Introduction
Esther Schipper is pleased to announce Let them know your scarlet heat, let them glisten, a presentation by Julia Scher who has had six solo exhibitions with the gallery. On view will be two important historical works from her iconic Surveillance Beds series, sculptural works integrating technological and surveillance equipment. The title, a quotation from Walt Whitman’s Leaves of Grass in which the poet writes of bloody drops of desire and confession, refers to a central ambivalence in Scher’s work between pleasure, pain, and intimacy.
Emerging in the mid 1980s as a precise but playful analyst of social and technological changes, Julia Scher has been working with video surveillance for over 40 years. She addresses surveillance both as a concrete phenomenon of control, including its apparatus and architecture, as well as its impact on private and public spheres. Her performances and installations drew attention to the effects of omnipresent cameras and monitors, anticipating our surveillance-saturated society decades before it had fully arrived.

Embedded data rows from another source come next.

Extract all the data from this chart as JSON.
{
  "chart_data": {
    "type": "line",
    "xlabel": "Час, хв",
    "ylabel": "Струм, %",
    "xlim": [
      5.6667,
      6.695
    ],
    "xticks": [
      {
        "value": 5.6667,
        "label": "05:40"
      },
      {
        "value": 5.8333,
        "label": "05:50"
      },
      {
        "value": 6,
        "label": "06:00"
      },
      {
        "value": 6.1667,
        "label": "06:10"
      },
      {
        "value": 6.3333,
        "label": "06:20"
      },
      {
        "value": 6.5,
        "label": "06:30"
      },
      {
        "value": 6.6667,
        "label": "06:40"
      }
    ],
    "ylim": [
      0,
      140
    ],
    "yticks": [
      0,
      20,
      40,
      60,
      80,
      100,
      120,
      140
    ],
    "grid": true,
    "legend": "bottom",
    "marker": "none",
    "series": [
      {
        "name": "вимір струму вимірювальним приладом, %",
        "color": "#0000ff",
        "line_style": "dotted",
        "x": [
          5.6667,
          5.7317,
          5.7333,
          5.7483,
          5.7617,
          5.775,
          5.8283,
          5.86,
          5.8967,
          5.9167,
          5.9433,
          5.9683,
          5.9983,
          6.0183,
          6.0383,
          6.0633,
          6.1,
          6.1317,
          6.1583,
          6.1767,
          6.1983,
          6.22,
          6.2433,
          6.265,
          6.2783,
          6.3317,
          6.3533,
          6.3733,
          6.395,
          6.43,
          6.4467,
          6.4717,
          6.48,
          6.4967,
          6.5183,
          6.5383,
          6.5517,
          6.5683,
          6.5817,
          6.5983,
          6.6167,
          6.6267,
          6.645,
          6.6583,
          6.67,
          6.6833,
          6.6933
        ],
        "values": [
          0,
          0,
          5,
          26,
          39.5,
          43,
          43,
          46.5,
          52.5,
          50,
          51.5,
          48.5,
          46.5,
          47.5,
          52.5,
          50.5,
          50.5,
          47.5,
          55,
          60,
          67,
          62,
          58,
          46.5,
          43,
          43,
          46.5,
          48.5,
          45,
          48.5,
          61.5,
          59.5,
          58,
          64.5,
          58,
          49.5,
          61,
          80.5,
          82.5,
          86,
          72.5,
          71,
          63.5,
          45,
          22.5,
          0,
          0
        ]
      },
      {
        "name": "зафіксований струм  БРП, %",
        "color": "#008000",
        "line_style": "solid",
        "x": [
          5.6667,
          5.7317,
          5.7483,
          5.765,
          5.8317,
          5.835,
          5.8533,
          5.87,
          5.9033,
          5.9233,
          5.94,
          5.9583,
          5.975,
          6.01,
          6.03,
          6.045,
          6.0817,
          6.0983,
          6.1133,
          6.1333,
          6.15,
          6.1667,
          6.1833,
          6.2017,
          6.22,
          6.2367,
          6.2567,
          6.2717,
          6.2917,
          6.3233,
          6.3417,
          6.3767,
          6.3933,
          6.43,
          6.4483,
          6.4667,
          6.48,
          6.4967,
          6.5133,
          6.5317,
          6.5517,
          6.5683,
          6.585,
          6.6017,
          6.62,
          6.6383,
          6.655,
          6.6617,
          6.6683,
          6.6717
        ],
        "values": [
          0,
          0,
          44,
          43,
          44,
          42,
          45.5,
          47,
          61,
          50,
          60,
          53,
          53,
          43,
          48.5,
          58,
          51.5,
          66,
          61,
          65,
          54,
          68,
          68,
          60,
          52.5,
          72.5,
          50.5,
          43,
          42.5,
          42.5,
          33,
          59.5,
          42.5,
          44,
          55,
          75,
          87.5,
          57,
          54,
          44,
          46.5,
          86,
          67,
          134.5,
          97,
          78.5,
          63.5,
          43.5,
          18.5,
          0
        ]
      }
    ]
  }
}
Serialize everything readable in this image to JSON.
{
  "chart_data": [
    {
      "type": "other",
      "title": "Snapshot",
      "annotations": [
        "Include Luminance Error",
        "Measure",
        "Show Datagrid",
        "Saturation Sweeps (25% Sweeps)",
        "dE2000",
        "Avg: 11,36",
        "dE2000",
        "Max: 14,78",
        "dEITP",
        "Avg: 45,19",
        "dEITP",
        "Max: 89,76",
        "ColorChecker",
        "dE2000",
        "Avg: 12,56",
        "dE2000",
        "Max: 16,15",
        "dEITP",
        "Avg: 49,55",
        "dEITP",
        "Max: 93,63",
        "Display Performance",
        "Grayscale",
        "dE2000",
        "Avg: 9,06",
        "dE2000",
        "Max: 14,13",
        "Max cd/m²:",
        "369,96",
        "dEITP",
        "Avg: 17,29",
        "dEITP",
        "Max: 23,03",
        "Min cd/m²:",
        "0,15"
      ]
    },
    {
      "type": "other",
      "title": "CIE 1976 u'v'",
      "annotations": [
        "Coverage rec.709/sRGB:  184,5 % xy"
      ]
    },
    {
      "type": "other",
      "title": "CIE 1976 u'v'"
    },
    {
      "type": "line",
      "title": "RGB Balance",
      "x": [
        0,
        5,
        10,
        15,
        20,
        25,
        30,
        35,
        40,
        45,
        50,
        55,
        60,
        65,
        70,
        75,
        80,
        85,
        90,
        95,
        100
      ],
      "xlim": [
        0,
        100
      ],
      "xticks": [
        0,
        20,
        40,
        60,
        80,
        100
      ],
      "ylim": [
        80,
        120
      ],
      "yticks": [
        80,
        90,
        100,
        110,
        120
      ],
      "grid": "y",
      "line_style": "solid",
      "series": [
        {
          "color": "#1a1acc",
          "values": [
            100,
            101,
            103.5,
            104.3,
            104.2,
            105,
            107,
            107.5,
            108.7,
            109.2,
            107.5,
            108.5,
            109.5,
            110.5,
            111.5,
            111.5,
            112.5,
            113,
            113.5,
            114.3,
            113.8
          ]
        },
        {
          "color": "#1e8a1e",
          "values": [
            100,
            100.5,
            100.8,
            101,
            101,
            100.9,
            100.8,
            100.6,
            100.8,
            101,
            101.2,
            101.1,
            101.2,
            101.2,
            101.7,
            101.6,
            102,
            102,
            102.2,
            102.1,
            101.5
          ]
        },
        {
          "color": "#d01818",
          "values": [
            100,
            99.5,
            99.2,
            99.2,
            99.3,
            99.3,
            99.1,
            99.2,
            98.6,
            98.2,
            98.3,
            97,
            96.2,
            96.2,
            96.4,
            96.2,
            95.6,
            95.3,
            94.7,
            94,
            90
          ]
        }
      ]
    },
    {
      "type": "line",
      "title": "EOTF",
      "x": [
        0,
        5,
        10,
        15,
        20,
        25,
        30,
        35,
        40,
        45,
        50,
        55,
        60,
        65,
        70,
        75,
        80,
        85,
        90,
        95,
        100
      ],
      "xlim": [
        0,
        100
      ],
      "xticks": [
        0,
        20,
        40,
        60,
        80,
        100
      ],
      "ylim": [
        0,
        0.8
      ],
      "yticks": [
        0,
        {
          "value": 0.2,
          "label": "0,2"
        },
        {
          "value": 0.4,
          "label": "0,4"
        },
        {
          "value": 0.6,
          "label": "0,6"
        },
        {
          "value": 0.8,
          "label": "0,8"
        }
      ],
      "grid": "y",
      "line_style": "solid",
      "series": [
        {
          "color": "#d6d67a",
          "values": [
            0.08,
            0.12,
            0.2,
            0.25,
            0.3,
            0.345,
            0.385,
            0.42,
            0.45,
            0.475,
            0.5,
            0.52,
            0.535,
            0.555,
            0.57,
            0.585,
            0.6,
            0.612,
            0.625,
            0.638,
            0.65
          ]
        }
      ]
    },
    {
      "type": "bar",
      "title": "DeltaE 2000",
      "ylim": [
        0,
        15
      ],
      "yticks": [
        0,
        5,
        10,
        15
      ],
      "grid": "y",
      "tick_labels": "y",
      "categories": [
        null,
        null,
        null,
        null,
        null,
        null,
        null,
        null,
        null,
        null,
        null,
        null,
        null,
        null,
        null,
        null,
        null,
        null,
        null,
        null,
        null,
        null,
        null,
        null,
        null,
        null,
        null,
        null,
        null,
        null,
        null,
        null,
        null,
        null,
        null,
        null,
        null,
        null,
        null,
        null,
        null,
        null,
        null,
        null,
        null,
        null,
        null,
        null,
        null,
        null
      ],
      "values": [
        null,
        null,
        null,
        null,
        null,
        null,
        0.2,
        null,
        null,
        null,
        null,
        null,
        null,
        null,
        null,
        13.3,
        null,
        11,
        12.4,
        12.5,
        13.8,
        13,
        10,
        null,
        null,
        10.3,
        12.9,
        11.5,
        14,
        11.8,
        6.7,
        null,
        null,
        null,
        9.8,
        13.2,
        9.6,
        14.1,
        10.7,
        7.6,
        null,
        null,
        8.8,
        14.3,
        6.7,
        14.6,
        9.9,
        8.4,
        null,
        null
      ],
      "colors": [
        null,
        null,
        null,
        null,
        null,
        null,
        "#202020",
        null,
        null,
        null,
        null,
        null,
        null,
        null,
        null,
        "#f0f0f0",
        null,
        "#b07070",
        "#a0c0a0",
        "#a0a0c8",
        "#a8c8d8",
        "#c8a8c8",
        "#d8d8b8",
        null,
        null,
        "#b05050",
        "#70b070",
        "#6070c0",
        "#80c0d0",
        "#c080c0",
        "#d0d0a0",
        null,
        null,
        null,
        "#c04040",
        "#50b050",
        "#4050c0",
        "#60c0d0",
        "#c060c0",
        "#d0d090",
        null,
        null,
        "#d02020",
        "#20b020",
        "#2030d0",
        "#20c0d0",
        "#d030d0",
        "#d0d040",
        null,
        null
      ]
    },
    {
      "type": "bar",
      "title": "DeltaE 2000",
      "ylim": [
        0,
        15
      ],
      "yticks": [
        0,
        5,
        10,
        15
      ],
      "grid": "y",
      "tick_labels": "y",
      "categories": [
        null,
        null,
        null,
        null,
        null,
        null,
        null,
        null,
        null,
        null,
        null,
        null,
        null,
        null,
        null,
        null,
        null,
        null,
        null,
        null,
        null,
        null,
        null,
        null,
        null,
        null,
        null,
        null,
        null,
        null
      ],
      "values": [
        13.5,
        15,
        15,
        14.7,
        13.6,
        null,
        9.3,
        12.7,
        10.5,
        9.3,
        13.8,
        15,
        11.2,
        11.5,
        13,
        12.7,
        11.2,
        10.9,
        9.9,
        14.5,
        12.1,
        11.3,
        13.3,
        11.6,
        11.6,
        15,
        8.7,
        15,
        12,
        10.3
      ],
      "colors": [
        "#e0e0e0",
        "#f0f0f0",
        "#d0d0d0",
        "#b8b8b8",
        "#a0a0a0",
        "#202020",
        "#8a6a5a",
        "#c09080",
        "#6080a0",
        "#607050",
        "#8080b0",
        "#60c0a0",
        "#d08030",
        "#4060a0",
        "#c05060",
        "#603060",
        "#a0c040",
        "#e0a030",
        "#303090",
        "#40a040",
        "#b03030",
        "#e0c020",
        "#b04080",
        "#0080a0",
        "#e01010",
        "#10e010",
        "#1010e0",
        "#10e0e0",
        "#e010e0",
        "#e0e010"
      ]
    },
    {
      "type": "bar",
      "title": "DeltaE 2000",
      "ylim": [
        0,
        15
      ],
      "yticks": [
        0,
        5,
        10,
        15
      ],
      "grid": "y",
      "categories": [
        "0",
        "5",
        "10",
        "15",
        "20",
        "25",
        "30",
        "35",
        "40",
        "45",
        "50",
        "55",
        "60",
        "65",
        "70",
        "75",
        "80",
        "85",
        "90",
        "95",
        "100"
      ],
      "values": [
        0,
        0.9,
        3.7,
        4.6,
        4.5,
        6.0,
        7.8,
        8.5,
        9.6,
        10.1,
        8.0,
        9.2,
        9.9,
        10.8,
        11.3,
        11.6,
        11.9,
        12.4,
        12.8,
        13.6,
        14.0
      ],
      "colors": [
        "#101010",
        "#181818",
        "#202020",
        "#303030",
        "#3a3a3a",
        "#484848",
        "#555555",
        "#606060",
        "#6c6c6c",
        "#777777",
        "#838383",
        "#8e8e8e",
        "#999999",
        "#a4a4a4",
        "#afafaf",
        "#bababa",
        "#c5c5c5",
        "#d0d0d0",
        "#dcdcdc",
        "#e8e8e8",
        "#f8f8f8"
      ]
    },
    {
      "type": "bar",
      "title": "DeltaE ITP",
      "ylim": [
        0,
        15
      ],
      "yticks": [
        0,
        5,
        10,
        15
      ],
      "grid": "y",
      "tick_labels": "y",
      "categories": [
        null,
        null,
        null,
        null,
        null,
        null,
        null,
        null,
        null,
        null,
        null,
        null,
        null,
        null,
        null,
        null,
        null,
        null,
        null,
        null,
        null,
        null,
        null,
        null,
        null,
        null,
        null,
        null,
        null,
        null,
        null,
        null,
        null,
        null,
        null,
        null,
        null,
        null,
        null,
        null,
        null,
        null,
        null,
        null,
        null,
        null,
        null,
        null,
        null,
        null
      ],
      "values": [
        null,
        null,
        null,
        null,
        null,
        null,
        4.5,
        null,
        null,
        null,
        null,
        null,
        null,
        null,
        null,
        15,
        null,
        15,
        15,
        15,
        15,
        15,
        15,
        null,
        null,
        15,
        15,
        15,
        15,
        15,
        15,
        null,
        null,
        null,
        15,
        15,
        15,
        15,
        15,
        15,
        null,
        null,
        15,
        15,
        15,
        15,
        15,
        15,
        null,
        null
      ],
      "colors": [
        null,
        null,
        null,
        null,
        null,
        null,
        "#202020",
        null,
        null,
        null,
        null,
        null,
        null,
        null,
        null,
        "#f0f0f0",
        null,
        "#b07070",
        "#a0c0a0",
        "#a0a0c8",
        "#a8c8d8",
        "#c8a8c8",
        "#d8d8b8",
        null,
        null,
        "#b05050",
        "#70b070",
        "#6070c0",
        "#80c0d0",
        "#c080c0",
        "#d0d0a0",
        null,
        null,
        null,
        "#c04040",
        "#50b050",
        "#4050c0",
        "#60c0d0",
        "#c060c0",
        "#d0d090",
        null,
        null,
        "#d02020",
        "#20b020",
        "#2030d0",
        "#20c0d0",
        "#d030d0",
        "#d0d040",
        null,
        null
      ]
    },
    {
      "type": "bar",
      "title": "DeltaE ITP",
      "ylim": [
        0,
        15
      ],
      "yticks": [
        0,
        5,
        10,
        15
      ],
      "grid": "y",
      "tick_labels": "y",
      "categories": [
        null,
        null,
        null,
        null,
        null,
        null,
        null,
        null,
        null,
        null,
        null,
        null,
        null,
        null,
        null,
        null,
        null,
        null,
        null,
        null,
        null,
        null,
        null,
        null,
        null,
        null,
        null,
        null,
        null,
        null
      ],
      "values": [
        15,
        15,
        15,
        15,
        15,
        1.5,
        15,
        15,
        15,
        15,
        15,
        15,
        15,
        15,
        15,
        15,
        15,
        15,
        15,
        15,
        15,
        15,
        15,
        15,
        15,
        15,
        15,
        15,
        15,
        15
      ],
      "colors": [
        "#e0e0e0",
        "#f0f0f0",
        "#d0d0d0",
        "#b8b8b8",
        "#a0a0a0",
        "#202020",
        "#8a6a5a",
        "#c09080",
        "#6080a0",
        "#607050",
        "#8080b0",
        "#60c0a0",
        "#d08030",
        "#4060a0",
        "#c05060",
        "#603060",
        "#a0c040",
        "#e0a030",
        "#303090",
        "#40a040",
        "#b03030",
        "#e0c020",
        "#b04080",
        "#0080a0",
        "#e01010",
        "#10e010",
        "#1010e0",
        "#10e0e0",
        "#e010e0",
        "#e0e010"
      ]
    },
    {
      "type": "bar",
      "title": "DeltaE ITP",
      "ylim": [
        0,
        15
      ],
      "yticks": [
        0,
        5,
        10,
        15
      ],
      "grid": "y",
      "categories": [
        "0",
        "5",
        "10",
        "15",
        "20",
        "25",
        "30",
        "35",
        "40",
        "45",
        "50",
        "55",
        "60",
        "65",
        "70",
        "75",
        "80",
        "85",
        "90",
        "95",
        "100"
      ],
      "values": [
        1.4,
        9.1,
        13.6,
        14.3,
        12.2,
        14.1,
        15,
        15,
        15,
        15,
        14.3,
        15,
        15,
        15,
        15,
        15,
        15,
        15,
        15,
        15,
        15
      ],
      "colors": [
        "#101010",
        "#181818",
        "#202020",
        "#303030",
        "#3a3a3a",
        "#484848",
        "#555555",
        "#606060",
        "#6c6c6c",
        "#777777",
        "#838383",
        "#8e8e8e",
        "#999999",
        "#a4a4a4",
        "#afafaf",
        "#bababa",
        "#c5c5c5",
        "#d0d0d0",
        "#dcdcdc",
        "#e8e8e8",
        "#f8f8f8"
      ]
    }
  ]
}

The artist’s focus on the regulation and control of our private sphere is exemplified by her central works Mama Bed and Papa Bed, 2003. Mama Bed and Papa Bed are two of three installation works (Mama Bed, Papa Bed and Baby Bed) that made up the work Embedded (2003), which debuted in Max Hollein’s era-defining exhibition At Your Own Risk at the Schirn Kunsthalle, Frankfurt. They are also part of the Surveillance Beds series that Julia Scher created between 1994 and 2003. Another work from this series, Surveillance Bed IV, will be shown at Centre Pompidou in early 2025 as part of their collection presentation celebrating the seminal French collector Jean Chatelus, who passed away earlier this year. Each work
consists of four steel poles, a flat surface in the middle and various electronic components: cameras, monitors, microphones and cabling. Specific components of Mama Bed include children picture books (namely Goldilocks and the Three Bears) as well as a leather whip, common in BDSM practice, displayed on top of the bed. Specific components of the Papa Bed include uniforms of the US army, folded and placed on the bed. The original constellation of three works vaguely referenced Goldilocks, a fairytale in which three bear protagonists (the bear-father, the bear-mother and the bear-child) find their beds unmade by an unwanted human girl, a metaphor for the violence and trespassing that can occur even in the most intimate spaces.
Both works have functioning cameras that record what is happening in the exhibition space and send the live feed to monitors mounted on the steel poles. Mama Bed and Papa Bed have VHS and media players connected to switcher devices that interlace the live feed from the cameras with the pre-recorded ‘fake live footage.’ Some of the cameras and other electronic components are, however, non-functioning, incorporated into the work for the sake of deceit or disguise.
Created in the years directly following the Al-Qaeda attack on the twin towers on September 11, 2001 and in the early years of personal computing and reality television, the pieces speak to the tension between surveillance as a means of protection, exhibitionism, and state violence. While photojournalism during the Vietnam War was enough to incite the American public to protest and push the military to remove its troops, Scher argues that we have since become inured to the violence of war that we see on TV and phone screens. Restaging the piece today serves as a reminder of our contradicting desires and fears: to be safely tucked into bed and be sheltered from the world, to use screens to stage ourselves and reveal intimate moments of our lives, to watch and be surveiled.